Leo passed beneath the gossamer trellises of Viaduct One. Trains and gravpods streamed by overhead like the shuttles of a loom. Evening was giving way to night.

As he passed from the Centre District and neared the Lanes the architecture of the city seemed to age and crumble about him. The buildings, though smaller here, were more oppressive. They crowded and shouldered their way towards the narrowing road as if huddling together in fear of the falling night. Ceramicarbide and glasspex false fronts gave way to dripping brickwork and boarded-up windows. Strange smelling smoke wafted from doorways and alcoves. The music of Beat Street was just a murmur now.

The pavements were less crowded here, though Leo knew that as soon as he entered the Lanes proper the crowd would thicken again. The buildings were mostly dilapidated housing tenements, each subdivided into as many tiny flats as physics would allow.

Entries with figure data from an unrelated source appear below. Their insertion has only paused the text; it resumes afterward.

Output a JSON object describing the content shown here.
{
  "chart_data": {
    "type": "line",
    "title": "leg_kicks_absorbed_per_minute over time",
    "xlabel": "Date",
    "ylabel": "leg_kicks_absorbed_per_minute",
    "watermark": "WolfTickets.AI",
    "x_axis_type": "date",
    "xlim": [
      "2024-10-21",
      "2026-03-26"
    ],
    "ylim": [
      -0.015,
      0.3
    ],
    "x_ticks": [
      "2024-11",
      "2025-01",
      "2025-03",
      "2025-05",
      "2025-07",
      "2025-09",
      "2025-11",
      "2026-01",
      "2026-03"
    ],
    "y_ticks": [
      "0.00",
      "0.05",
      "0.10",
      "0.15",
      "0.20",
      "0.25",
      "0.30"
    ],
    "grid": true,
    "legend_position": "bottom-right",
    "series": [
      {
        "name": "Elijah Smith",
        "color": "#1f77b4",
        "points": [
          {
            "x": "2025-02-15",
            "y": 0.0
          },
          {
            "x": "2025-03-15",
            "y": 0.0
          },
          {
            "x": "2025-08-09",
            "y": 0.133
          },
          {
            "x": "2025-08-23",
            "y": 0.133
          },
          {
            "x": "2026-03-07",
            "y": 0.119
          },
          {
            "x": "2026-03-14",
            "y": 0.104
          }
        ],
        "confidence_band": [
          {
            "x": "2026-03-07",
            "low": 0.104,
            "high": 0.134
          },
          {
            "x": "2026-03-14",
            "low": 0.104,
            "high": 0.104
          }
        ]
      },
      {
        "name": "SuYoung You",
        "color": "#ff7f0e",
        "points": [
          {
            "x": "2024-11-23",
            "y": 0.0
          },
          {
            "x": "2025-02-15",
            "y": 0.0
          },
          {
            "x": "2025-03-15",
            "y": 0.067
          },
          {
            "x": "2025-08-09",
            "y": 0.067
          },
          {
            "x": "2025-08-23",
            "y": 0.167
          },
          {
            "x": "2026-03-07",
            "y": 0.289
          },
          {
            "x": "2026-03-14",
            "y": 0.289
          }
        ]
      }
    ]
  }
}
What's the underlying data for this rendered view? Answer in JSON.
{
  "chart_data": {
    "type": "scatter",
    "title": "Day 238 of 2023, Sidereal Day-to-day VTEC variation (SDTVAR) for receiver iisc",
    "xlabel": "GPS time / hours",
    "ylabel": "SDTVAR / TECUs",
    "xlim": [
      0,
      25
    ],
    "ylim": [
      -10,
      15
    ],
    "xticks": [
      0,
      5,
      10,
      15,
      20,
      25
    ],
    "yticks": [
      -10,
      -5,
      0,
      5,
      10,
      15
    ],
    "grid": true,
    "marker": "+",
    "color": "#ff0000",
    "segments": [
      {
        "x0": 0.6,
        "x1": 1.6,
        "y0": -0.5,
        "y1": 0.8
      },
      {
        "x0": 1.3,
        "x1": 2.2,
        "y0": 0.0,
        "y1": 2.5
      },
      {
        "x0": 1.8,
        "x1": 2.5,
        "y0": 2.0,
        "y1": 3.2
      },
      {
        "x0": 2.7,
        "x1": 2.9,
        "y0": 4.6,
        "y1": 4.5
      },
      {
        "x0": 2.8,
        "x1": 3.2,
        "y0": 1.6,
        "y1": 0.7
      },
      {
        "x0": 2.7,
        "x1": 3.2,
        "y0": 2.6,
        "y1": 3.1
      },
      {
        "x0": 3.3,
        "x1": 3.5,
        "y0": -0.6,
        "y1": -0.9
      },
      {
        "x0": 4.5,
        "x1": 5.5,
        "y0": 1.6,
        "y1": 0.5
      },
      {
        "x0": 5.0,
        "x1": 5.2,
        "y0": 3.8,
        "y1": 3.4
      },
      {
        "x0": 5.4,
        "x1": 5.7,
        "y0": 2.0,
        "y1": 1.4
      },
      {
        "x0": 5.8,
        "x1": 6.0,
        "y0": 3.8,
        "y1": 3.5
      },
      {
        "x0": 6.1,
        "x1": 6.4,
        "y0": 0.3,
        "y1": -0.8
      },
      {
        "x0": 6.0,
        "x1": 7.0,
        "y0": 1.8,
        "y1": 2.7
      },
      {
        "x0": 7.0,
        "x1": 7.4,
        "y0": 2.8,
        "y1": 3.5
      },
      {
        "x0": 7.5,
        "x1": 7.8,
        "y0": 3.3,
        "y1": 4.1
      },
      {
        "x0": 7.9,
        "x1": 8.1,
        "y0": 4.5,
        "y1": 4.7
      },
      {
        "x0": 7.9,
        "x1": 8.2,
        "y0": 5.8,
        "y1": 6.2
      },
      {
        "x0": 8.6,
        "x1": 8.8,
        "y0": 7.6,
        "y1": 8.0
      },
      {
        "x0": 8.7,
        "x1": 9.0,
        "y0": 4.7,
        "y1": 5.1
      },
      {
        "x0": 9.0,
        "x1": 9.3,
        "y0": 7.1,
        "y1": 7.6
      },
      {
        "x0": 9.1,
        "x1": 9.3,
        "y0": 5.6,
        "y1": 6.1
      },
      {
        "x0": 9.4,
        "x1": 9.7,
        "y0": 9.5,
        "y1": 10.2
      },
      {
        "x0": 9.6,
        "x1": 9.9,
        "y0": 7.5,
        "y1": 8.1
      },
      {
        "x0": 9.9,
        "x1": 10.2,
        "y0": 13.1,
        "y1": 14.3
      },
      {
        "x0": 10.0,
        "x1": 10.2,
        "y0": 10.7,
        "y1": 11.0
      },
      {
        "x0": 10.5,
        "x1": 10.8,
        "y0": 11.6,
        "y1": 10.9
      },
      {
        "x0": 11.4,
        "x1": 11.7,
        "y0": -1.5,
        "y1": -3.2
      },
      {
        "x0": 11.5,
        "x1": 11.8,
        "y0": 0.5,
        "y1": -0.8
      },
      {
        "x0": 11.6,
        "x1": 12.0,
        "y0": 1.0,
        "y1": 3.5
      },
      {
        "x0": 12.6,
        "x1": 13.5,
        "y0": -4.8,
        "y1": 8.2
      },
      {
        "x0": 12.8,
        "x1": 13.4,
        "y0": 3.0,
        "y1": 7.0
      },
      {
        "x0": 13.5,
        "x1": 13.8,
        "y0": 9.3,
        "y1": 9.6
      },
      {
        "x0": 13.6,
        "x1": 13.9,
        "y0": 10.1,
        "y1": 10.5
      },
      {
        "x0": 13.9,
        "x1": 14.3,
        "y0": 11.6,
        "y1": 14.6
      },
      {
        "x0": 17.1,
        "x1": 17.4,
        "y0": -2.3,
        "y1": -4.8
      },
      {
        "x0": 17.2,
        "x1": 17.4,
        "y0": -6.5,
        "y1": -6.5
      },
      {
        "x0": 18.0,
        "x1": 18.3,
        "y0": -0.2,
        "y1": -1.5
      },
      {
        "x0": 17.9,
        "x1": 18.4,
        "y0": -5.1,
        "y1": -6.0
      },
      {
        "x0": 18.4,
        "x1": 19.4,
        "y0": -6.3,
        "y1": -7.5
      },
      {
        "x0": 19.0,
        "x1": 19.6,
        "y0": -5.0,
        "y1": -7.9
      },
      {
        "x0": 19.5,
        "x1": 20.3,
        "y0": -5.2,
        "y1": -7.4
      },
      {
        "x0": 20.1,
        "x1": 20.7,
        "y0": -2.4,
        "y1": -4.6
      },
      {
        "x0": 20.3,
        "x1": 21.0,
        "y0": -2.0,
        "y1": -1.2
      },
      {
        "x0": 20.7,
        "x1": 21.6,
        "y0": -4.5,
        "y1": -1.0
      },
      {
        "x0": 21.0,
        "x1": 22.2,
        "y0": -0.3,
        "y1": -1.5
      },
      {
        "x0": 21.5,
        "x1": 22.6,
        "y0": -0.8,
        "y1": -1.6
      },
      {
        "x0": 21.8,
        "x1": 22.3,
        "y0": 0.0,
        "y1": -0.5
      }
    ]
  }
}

The people moved slowly in comparison to those in the more affluent parts of town, heads lower, clothes cheaper.

It was getting dark. The shadows seemed to bunch into all corners, thick and gloopy like some industrial residue that had fallen from the air to blanket the city.

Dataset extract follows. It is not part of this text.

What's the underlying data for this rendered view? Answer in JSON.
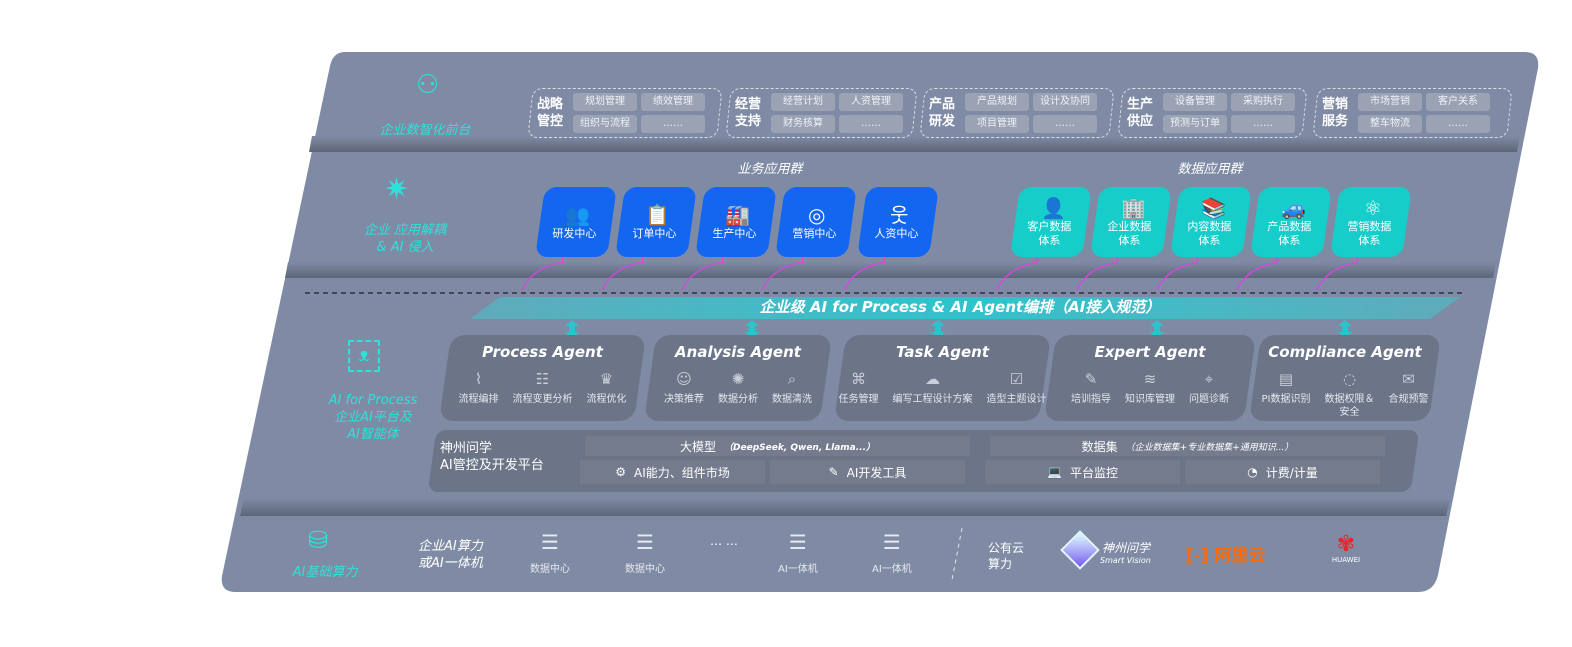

Leo ruffled his wings, shivering slightly against the cold of autumn and paused to light another joint. A tall black man with plastic eyes and a bald head studded with antennae peeled away from a shaded patch below an awning and swayed towards Leo.

‘You like a smoke?’ this character drawled in an incredibly deep and sonorous slur. ‘I got – is good…’ He tried to lay a hand on Leo’s shoulder but the hand seemed possessed of its own ideas and floated away to wave vaguely in the air. Micro-lasers glinted on the man’s knuckles.

‘I’m good, friend, thanks,’ Leo answered, managing to keep his voice more-or-less steady. He stowed his lighter hurriedly, smiled, and brushed past the aerial-headed black man without looking back.

The juke withdrawal was making Leo’s heart race. Surely it
was
just the juke. He would sort out this one last hit and then be done with it for good. The Jukeman had the pills to cure all ills. Oh yeah. Strangely, the symptoms had seemed worse since he had had the wings fitted. He had quit the juke before and it had not been nearly this bad. Never mind – he would be free of it soon. For good this time. One last hurrah may even help with the workload – the current contract he was working on at Smithson’s was proving to be a bitch. When it was cracked, though, there may even be a promotion on the cards. What better time to get clean than then? He would start in a new position with a new lease of life. Clean, wealthy and young, the world would be his oyster. But first – one more dose. Just one.